- Theatrical release poster
- Directed by: William Kaufman; Johnny Strong;
- Written by: Johnny Strong; William Kaufman;
- Story by: Paul Reichelt
- Produced by: Nicole Kaufman
- Starring: Johnny Strong; Athena Durner;
- Cinematography: Joey Nicotra
- Edited by: Johnny Strong
- Music by: Johnny Strong
- Production company: Operator Films
- Distributed by: Well Go USA Entertainment
- Release date: June 30, 2023;
- Running time: 126 minutes
- Country: United States
- Language: English
- Box office: $1,001

= Warhorse One =

Warhorse One is a 2023 American war action drama film directed by and written by William Kaufman and Johnny Strong (directorial debut), starring Strong and Athena Durner; Kaufman and Strong also had other roles. The film tells the story of a Navy SEAL Master Chief who accidentally lands in the mountains on the Afghan border. He must lead a child in distress to safety before air support arrives, fighting Taliban rebels along the way.
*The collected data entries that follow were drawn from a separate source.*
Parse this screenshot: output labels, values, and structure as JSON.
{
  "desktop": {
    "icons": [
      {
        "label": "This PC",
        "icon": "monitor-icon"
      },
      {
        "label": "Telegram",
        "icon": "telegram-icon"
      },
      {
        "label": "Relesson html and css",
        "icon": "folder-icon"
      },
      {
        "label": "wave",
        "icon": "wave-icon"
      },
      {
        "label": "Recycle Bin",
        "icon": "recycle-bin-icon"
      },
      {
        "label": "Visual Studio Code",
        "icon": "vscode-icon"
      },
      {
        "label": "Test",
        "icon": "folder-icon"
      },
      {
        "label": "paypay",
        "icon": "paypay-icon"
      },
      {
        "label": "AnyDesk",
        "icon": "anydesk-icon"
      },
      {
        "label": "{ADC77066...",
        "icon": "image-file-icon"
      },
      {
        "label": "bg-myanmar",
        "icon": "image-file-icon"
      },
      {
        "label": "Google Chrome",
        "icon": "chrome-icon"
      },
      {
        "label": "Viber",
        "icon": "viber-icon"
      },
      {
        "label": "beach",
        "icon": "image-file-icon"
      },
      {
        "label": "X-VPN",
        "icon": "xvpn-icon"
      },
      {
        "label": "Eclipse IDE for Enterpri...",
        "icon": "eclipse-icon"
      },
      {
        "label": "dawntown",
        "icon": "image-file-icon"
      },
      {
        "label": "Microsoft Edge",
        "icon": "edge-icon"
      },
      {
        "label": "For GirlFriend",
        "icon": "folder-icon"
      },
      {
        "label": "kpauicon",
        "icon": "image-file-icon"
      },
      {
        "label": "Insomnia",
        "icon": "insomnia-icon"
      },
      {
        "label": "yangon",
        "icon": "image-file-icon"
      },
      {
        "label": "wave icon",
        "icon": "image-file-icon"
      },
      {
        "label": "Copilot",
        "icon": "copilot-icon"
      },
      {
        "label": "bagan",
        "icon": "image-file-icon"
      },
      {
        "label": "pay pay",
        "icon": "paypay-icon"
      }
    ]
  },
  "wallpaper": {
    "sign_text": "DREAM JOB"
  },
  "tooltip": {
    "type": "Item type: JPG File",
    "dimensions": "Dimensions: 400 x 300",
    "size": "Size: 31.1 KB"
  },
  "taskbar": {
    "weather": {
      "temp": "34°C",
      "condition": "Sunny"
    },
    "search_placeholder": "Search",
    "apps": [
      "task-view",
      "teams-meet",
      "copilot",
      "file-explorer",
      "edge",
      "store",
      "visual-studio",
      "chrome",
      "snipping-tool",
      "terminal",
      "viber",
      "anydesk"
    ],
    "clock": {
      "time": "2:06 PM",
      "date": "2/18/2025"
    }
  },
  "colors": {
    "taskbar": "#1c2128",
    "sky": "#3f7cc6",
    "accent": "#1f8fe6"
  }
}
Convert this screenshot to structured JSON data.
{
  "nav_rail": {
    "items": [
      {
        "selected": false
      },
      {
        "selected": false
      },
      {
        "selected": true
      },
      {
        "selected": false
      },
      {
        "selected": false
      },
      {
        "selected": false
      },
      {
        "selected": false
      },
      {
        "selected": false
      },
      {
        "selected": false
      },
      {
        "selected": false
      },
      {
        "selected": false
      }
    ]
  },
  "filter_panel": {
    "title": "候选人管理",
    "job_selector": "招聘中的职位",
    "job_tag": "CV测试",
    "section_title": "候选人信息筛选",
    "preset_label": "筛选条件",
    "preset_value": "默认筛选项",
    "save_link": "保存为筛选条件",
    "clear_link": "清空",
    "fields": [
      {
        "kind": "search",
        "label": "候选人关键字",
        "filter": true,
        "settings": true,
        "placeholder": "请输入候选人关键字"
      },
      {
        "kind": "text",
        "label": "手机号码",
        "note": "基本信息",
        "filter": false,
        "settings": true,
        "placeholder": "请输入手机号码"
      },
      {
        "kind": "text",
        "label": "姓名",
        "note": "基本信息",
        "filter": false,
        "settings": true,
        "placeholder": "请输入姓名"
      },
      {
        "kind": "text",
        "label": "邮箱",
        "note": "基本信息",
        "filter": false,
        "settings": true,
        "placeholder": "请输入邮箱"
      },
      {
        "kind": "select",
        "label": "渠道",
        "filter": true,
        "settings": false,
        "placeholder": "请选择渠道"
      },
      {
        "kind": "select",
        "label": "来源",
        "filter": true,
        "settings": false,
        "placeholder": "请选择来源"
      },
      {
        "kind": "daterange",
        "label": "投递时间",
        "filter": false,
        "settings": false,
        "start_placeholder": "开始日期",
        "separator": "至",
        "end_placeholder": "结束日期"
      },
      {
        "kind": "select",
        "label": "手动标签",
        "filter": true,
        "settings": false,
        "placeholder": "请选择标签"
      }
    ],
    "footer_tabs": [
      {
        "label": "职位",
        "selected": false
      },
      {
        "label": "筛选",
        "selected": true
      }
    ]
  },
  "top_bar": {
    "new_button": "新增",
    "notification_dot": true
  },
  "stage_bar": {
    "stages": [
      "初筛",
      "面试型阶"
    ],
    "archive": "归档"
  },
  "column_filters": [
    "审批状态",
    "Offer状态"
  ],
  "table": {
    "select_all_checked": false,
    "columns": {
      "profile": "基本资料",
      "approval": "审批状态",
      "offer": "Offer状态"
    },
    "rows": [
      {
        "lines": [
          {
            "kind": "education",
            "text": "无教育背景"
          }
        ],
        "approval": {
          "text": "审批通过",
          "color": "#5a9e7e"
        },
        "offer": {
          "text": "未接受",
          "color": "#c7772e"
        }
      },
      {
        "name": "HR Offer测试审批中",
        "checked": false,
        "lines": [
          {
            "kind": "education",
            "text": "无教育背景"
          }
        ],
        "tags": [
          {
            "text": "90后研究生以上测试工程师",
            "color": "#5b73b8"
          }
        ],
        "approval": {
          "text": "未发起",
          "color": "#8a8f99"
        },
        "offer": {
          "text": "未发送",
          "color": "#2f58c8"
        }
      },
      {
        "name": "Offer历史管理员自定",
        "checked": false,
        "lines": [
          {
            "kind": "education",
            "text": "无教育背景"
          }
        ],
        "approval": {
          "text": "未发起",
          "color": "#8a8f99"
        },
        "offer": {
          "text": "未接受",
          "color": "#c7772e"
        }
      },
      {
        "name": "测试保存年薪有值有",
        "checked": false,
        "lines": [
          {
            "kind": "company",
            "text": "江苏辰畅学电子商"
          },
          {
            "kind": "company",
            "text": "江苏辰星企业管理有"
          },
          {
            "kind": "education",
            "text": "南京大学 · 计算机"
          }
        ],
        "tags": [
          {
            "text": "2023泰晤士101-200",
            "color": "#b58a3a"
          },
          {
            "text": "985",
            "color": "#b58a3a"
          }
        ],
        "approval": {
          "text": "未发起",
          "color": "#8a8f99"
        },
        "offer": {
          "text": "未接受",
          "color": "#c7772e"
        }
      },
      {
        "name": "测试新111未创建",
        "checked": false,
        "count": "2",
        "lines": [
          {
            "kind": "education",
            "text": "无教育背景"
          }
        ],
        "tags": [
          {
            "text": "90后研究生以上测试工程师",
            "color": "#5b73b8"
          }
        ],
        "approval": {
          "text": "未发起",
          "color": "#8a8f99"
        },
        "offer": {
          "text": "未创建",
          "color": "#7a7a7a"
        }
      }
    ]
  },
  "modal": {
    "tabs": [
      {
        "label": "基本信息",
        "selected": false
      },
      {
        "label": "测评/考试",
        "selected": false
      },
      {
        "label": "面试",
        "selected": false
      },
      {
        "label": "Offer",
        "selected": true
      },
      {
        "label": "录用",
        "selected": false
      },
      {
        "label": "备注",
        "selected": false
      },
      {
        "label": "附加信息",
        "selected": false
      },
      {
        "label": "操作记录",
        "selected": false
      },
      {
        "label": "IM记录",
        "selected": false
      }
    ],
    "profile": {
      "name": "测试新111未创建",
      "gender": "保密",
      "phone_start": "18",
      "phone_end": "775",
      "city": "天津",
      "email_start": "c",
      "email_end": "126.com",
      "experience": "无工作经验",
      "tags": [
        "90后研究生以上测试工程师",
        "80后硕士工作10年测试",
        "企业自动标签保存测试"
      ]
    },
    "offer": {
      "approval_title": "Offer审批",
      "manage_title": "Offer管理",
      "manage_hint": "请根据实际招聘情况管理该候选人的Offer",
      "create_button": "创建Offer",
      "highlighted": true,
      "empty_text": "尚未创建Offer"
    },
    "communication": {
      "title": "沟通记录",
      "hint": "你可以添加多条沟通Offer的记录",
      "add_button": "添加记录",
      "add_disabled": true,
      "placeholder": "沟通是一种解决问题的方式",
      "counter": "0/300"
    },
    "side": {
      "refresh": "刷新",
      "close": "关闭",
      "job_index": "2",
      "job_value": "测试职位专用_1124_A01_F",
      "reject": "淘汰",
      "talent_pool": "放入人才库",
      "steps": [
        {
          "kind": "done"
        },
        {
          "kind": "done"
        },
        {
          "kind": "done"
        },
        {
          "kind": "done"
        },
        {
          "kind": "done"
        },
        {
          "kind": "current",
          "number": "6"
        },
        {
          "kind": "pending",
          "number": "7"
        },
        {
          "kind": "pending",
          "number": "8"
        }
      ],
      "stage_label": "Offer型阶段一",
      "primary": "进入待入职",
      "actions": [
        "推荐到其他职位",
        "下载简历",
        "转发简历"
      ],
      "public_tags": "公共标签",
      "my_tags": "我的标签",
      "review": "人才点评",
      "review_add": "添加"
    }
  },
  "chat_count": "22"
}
The film was released in limited release in the United States on June 30, 2023, and on VOD and digitally on July 4, 2023. A sequel is in development.

== Cast ==
- Johnny Strong as Master Chief Richard Mirko
- Athena Durner as Zoe Walters
- Raj Kala as Ahmad Radam
- James Sherrill as Petty Officer James 'G' Wiliker / Castle
- Siya Rostami as Tarad
- Todd Jenkins as Youssef
- Danny Augustus as Jarrah
- Michael Sauers as Chief Petty Officer Mike 'Miller'
- Xander Gòmez as Lewa 'The Hunter'
- David Ibrahim as Abu Bakar
- Steve Mokate as Commander Johns
- E.K. Spila as Assistant Director Dave Mattis

== Release ==
Before Warhorse One debuted at the 2023 Cannes Film Festival and sold international distribution rights, Well Go USA Entertainment had already acquired the U.S. distribution rights. The film will be released in limited release in the United States on June 30, 2023, and will be released on VOD and digitally on July 4, 2023. Warhorse One was a released in DVD and Blu-ray formats on November 7, 2023.